Handling duplicate data in Logstash + Elastic Search

Patrik_Iselind · January 19, 2018, 12:28pm

Hi,

First some background:
I have an ELK stack running in an docker compose environment, so far for learning purposes. Logstash gets its input from a AWS S3 bucket and sends its output to the Elastic Search server. The processed files are not removed or moved to another bucket, this is nothing we want to change.

My problem/question:
If for what ever reason the Logstash instance crash or die in any other way.

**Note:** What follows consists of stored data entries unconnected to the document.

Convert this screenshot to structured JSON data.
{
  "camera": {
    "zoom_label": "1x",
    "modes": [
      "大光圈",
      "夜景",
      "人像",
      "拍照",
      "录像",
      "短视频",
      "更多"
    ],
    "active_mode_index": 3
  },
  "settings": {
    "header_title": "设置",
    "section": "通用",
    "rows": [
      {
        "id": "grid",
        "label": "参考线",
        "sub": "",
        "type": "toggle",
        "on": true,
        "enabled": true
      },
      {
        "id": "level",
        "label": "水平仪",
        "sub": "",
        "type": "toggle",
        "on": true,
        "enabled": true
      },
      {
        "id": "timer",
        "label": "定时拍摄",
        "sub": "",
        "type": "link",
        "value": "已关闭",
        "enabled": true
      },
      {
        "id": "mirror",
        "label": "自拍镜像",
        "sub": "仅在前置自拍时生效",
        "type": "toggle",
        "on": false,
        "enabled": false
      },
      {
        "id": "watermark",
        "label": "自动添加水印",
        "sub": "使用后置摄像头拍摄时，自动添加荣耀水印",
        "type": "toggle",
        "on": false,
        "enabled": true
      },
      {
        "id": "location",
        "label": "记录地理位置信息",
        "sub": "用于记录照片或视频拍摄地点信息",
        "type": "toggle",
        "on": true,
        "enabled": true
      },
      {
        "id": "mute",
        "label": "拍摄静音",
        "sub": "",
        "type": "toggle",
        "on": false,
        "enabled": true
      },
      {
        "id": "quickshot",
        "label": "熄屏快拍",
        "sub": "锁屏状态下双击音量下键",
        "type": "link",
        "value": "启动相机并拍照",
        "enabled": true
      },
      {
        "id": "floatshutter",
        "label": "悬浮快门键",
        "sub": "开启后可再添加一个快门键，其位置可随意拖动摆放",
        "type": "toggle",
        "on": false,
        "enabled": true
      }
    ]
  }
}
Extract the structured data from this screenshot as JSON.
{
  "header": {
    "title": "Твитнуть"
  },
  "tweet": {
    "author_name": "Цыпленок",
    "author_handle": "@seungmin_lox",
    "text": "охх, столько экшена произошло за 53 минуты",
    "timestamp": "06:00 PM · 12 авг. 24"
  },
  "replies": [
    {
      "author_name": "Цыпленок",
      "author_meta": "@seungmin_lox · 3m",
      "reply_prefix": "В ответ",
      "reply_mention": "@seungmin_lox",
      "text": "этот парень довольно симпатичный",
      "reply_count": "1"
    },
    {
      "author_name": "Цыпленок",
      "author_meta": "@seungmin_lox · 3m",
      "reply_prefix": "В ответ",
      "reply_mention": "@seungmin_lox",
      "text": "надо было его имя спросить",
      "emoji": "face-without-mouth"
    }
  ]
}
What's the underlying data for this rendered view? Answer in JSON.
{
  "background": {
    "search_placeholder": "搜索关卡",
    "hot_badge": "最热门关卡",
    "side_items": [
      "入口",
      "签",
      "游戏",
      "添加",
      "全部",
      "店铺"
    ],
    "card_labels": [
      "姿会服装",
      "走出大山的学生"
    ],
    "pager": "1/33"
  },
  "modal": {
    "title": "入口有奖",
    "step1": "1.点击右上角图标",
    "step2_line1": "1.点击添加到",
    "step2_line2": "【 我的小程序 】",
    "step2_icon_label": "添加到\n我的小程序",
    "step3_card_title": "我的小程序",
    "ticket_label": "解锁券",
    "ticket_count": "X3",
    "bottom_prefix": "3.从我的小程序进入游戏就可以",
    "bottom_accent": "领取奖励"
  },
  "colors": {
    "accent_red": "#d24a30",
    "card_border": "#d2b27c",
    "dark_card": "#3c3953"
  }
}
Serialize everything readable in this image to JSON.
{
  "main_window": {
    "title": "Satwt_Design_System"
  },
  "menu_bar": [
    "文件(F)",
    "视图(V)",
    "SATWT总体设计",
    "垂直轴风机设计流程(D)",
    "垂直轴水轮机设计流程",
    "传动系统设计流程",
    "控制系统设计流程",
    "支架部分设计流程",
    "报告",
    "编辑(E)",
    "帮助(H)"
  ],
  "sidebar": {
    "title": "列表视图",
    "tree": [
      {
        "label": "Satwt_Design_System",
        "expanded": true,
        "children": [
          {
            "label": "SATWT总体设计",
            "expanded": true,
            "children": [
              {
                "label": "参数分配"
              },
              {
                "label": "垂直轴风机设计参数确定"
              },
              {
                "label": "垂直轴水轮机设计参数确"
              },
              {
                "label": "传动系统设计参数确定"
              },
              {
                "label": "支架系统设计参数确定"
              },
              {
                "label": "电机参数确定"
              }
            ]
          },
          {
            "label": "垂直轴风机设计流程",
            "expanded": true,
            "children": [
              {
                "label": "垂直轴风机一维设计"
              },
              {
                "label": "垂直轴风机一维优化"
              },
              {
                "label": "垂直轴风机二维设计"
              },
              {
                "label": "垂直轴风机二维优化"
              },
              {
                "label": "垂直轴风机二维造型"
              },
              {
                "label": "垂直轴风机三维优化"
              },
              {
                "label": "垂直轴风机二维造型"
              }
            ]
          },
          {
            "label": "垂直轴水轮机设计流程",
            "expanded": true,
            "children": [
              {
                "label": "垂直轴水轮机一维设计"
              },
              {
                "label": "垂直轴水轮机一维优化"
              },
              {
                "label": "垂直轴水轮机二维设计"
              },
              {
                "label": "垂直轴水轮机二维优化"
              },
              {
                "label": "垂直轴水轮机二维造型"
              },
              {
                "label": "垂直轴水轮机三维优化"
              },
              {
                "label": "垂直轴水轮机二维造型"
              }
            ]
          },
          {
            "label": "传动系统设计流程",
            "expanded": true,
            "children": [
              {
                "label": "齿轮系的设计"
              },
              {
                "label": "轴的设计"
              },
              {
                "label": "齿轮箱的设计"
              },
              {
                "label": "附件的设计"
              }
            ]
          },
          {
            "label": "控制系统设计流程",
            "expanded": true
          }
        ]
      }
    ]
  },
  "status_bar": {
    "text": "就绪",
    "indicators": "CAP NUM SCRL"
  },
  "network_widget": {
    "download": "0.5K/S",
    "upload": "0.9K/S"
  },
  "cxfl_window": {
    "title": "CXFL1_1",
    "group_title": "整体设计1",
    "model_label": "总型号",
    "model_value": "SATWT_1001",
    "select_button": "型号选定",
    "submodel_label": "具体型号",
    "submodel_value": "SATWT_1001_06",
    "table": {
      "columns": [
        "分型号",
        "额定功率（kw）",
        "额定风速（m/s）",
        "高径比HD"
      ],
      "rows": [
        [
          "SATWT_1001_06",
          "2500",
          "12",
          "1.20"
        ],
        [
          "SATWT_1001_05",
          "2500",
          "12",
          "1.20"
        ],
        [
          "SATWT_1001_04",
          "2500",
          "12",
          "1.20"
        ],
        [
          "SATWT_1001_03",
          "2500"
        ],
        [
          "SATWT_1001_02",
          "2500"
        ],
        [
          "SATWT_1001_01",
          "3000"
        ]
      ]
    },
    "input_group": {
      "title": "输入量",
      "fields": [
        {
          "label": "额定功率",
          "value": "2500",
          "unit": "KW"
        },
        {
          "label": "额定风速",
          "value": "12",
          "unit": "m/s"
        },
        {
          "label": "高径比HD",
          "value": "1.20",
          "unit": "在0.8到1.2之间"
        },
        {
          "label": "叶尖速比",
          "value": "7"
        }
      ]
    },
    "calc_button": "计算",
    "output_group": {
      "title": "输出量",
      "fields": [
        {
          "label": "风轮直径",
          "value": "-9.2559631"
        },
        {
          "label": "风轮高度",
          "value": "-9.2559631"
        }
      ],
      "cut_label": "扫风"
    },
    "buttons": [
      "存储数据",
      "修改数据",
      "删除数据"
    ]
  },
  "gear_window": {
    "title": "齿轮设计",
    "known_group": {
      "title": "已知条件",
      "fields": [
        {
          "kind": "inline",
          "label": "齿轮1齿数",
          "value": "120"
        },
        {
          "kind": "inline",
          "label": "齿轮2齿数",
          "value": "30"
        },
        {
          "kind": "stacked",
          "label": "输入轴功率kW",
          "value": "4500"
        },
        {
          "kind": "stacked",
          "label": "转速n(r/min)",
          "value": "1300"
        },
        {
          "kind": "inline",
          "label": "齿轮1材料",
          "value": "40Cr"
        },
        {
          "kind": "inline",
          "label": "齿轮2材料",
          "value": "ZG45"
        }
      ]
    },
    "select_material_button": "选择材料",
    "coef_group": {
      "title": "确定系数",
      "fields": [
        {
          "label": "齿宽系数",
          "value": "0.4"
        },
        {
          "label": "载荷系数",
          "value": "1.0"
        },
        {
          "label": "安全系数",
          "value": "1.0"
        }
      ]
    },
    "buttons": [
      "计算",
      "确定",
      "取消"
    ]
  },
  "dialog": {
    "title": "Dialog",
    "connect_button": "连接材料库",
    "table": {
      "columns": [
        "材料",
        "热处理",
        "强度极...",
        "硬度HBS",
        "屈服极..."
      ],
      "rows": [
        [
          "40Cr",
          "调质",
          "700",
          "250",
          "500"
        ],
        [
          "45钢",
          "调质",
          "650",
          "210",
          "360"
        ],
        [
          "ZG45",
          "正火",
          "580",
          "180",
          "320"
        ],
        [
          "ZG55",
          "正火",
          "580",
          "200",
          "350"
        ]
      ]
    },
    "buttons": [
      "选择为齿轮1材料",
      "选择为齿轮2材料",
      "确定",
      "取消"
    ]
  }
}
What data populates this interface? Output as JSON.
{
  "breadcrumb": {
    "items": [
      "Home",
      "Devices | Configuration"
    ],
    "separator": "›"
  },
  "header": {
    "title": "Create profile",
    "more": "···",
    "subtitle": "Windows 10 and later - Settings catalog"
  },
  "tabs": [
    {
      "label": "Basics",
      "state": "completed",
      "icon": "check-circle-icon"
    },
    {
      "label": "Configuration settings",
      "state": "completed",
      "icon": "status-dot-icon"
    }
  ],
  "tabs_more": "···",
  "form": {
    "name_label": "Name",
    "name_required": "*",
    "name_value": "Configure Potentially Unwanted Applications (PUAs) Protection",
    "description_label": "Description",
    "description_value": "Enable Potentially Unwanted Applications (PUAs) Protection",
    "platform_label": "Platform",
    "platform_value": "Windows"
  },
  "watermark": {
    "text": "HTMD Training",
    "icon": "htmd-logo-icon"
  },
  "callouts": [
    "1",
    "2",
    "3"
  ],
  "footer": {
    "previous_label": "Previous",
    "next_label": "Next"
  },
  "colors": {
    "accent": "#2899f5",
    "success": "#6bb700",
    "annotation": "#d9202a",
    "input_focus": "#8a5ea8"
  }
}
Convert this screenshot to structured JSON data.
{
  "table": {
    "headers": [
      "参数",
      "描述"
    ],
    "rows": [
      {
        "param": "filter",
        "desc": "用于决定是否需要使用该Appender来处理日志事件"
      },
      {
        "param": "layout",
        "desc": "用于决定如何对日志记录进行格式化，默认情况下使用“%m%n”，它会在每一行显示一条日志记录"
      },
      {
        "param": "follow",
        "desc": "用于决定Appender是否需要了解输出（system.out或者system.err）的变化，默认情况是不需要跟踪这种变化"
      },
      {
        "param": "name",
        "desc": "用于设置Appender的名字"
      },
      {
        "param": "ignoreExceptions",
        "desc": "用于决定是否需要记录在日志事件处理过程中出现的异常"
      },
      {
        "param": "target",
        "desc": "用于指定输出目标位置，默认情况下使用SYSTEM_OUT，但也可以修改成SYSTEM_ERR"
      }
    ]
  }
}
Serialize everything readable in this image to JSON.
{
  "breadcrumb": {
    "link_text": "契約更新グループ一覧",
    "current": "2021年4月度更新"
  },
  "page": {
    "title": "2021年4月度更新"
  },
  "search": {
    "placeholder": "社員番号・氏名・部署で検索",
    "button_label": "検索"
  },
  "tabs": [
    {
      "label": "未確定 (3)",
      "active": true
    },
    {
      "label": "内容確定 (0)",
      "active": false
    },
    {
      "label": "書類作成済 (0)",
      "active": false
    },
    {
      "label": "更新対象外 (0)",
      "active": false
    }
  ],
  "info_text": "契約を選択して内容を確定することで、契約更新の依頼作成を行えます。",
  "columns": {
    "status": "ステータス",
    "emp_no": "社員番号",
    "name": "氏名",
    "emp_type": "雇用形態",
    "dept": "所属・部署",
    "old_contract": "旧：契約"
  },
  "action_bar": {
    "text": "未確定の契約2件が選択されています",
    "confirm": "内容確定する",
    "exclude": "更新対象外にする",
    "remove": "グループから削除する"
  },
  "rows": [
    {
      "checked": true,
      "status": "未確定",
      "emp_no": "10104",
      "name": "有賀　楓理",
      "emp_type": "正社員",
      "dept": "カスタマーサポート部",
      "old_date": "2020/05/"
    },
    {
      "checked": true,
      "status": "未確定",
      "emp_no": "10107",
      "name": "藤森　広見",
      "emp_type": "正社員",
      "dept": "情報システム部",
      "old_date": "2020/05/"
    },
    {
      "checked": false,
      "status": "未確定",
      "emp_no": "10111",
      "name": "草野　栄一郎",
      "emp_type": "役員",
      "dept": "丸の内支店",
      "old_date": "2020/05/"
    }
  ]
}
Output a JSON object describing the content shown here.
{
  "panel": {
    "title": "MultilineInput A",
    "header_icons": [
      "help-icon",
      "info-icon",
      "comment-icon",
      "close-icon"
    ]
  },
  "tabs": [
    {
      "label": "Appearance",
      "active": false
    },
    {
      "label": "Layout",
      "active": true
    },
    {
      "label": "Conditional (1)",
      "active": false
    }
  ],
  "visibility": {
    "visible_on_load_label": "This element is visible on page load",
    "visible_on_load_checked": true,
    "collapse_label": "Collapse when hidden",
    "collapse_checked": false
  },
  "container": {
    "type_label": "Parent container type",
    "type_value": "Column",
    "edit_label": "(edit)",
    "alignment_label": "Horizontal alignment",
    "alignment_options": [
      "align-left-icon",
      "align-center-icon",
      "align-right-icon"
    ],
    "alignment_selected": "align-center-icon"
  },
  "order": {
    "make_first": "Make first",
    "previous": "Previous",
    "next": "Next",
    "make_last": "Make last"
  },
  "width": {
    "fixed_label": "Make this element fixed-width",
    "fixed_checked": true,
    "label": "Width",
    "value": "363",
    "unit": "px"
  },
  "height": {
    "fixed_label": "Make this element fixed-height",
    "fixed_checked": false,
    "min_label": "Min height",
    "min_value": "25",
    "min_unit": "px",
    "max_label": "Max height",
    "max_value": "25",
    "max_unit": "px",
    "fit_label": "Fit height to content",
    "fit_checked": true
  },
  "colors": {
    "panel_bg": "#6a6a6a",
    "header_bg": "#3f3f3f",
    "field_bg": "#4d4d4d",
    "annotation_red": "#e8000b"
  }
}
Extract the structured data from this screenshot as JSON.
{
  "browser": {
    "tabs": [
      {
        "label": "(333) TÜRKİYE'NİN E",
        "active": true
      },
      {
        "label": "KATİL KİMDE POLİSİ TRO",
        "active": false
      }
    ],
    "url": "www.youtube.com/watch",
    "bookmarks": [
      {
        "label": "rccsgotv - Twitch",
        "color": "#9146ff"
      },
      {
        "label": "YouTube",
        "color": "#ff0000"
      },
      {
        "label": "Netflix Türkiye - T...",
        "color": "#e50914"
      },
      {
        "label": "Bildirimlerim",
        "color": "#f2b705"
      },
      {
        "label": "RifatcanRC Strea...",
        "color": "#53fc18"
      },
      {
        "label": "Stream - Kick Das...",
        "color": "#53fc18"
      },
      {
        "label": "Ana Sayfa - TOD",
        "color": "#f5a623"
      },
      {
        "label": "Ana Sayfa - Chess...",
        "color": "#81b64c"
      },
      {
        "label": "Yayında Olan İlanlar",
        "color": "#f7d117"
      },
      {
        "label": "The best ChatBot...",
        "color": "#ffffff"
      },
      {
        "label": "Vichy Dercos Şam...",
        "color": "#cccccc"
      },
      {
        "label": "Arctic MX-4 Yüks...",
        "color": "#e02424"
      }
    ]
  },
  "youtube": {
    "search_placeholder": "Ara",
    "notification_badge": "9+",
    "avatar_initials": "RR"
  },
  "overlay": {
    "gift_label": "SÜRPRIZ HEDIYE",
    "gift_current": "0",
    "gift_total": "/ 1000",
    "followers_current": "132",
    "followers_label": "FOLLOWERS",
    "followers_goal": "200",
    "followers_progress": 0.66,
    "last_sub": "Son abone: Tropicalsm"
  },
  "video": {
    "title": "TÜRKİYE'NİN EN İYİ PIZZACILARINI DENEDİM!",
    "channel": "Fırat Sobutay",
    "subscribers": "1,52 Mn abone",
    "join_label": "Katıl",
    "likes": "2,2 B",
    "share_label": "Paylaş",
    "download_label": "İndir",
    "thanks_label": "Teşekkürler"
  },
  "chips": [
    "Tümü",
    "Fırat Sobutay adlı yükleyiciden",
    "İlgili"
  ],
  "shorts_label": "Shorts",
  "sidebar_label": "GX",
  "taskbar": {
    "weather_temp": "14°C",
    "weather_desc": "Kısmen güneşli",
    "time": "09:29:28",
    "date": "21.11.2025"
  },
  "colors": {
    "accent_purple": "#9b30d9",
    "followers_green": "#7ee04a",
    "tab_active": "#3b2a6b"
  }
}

Then it would probably process all the data in the AWS S3 bucket all over again, generating duplicate entries. This because the since file in the previous logstash instance is lost on crash/death.

Is there some elegant solution to this duplication?

Would it be sufficient to volume mount the since file in the docker image to stop the duplication?

Patrik_Iselind · January 19, 2018, 12:31pm

If volume mounting the since file would be sufficient, would initiating it to an empty file initially be good enouch to get things started? From what i've seen the since file isn't there upon first start, it's created as a step in the startup.

magnusbaeck · January 28, 2018, 9:28pm

You should definitely store state files like sincedb persistently, either in a persitent volume or mounted from the host. In the latter case I'd mount a directory instead of a file to avoid having to care about the question of what happens if the file is created implicitly when you mount the file into the container.

system · February 25, 2018, 9:28pm

This topic was automatically closed 28 days after the last reply. New replies are no longer allowed.